Остальным не понравилось, что я оставила харкских гончих себе; в конце концов те убили трех солдат и чуть не сделали то же самое с остальными из нас. Мне посоветовали убить их и покончить с их дикарским существованием. Я проигнорировала этот совет. Три харкские гончие стоили больше, чем семь солдат. Я не учла проблему морального духа. Солдаты болтают, распространяются слухи, моих гончих никогда особо не любили, и я заслужила немало недовольства от своих новых подданных, пощадив гончих.
Я также заработала новое добавление к свой репутации. Мы отправились на разведку в темные глубины. Я вышла оттуда в сопровождении трех огромных монстров, подобных которым большинство людей не видело со времен окончания войны. Более того, они были моими, даже без Источника демономантии. Насколько мне известно, ни одному другому Хранителю Источников еще не удавалось управлять существом из Другого Мира без помощи Источника демономантии. Для меня это был уникальный подвиг. Конечно, я должна сказать, что это был уникальный подвиг Сссеракиса, но никто другой не знал об ужасе, который я носила в себе.

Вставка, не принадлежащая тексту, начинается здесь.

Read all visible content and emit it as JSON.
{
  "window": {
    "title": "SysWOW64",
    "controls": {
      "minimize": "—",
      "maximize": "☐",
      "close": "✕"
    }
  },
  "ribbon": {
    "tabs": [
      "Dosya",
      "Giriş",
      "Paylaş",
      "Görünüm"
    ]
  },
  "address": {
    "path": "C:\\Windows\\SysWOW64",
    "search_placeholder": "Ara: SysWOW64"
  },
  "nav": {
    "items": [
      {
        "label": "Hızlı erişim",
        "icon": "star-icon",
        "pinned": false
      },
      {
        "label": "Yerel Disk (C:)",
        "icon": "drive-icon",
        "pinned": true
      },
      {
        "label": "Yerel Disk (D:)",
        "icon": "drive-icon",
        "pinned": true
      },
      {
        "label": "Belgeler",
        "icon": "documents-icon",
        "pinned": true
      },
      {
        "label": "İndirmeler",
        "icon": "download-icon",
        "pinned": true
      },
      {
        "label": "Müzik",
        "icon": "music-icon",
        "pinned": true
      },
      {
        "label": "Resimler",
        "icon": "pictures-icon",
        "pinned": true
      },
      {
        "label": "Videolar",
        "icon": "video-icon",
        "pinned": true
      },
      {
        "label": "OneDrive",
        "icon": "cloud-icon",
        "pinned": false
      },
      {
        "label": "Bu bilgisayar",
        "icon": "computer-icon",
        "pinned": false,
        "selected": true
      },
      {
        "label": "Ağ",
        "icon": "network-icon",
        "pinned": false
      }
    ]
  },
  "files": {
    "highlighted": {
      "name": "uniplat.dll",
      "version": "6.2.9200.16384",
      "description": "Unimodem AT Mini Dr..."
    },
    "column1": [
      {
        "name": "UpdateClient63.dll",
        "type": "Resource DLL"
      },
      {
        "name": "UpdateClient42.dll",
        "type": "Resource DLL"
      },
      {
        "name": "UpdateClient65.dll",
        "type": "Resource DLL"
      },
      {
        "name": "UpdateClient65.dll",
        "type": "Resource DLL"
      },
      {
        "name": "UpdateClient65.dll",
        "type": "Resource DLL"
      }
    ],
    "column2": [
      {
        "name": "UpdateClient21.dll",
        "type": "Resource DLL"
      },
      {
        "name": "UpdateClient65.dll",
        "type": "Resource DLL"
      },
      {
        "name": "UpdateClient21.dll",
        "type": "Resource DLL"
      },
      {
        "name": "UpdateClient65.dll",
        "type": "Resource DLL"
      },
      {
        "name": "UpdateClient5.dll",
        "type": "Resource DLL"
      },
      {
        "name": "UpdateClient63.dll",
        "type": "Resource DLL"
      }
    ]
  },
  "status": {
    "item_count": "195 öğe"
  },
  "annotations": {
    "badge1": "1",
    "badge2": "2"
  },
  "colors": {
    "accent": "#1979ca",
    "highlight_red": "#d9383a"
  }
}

Меня называли сумасшедшей, потому что я слишком часто разговаривала сама с собой. Меня называли темной королевой. Монстры и ночные кошмары слушали меня и выполняли мои приказы. Каменная рука, сверкающие глаза, тень, которая изгибалась по моей воле, и сила, способная поднять город из земли. Не имело значения, что только половина слухов была правдой, и еще меньше имело значения, что те, которые были правдивы, не были полностью моими заслугами. Хвала и хула лежали прямо у моих ног, и я не пыталась их оспорить. Я приняла слухи, хорошие и плохие, и сделала их частью себя.

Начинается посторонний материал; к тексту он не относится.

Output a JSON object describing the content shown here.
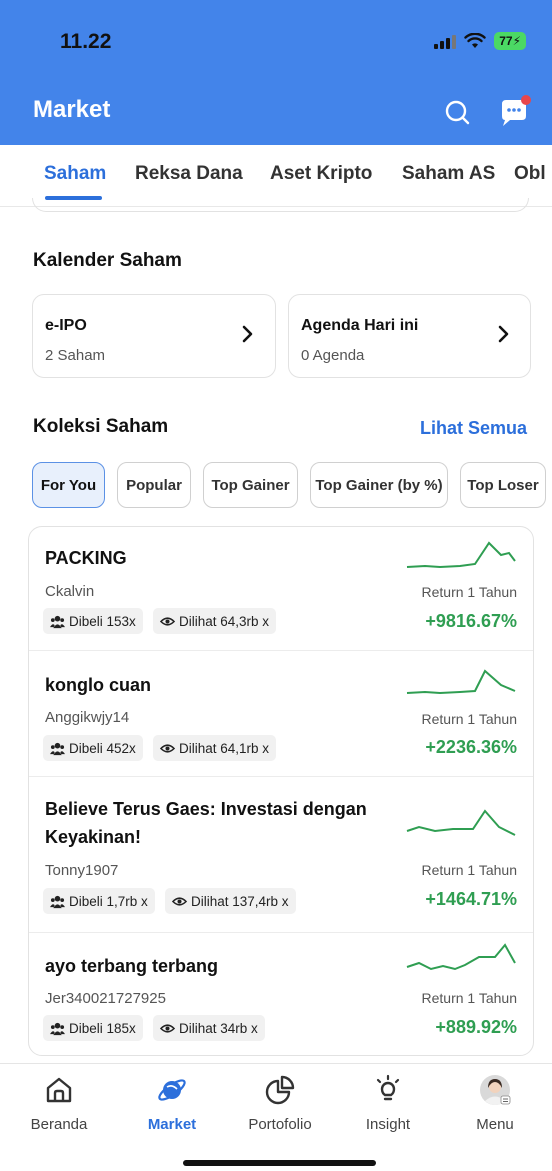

Меня называли безумной, темной королевой, и я использовала их оскорбления, чтобы определить себя. Есть сила в том, чтобы быть такой, какой ожидают другие люди, точно так же как есть сила в том, чтобы быть неожиданной. Некоторые люди присоединились ко мне из-за стремления к чему-то новому и необычному, другие присоединились ко мне из-за страха, который внушала им моя растущая репутация. Третьи присоединились ко мне из-за обещаний, которые я дала. И я совершенно откровенно пообещала им войну.